Figure 5, includes a chart, related with the penalties for not meeting demands. In this case, the maximum penalty value is in the second half of the period coinciding with dry period. In this particular case, floods are occurring upstream the reservoir, this in order to meet all demands before the reservoir.

Table 5. Total values to pay as penalties and costs.

Costs [euros]	Value [euros]
(a) Total penalty to pay for not meeting demands	950,226.4
(b) Total penalty to pay for flooding	38.62
Total (a) + (b)	950,265.02
(c) Total Management costs	470,000.00
(d) Total penalty for not reach the minimum in reservoirs	0.00
Total value to pay (a) + (b) + (c) + (d)	1,420,265.02

, shows three types of payments associated with the model. (i) penalty costs for not meeting demands; (ii) penalty costs for flooding and (iii) costs related with management and building costs (per reservoir per the entire period).
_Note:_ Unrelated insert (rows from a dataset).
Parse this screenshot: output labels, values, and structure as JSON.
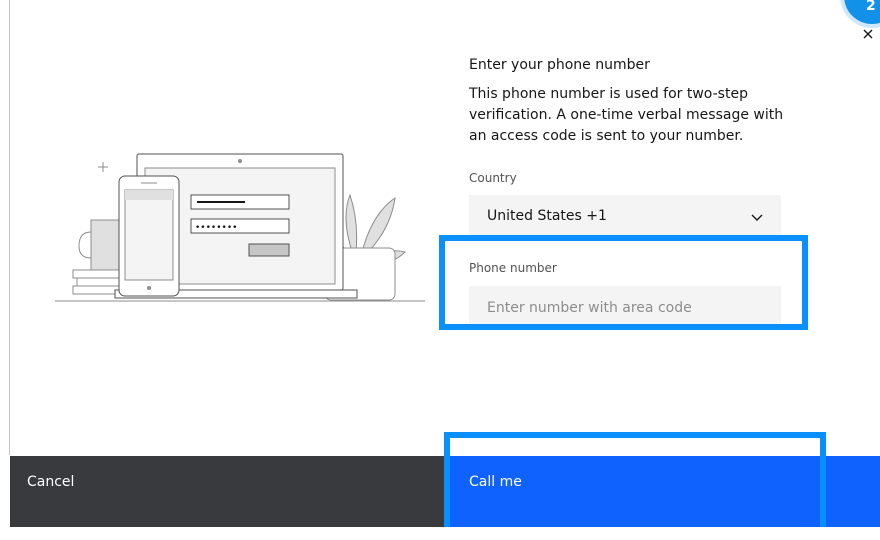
{
  "dialog": {
    "heading": "Enter your phone number",
    "description": "This phone number is used for two-step verification. A one-time verbal message with an access code is sent to your number.",
    "country_label": "Country",
    "country_value": "United States +1",
    "phone_label": "Phone number",
    "phone_placeholder": "Enter number with area code",
    "phone_value": "",
    "cancel_label": "Cancel",
    "call_label": "Call me",
    "close_symbol": "×",
    "step_badge": "2"
  },
  "colors": {
    "primary_button": "#0f62fe",
    "secondary_button": "#393a3d",
    "highlight": "#0a8fff",
    "field_background": "#f4f4f4"
  },
  "icons": [
    "chevron-down-icon",
    "close-icon",
    "laptop-phone-illustration"
  ]
}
Besides, a chart of the first two components (i) and (ii) is shown in Figure 7.

5. Discussion

In order to compare the performance of the models, it is necessary to understand that the LP-model is using a configuration based on existing reservoirs with an initial water level different from zero while the MILP-model tries to draw the scenario where there are no fixed reservoirs only a set of “candidate” reservoirs with no water stored. Additionally, in the MILP models a management and construction cost is included to take into account the normal cost of building a new infrastructure, which is not the case in the LP-model. As future work, it is recommendable to associate a management cost to all existing reservoirs within the LP-model in order to create a more realistic use case. Besides, it is necessary to perform a sensitivity analysis to determine which of the parameters is the most sensitive. Moreover, the next step to undertake is to move this approach to a real study area use case.

6. Conclusions

By means of a hypothetical use case we show that a NFO-LP model, meant to optimally allocate river flow to demands which are distributed in space and variable in time, can be extended with binary variables that indicate the absence or presence of a reservoir of predefined capacity for a set of network nodes. The resulting MILP is capable of determining the single or multiple optimal reservoirs from a candidate reservoir set while simultaneously maximizing the demand satisfaction, minimizing excess water in the network segments and minimizing water shortage in the reservoirs. Provided that sufficient and sufficiently long time series of meteorological and/or discharge data are available, we believe that the MILP presents scope for strategic, reconnaissance and feasibility studies of dam projects in real world river systems characterized by seasonal flow dynamics and by competition among the water users.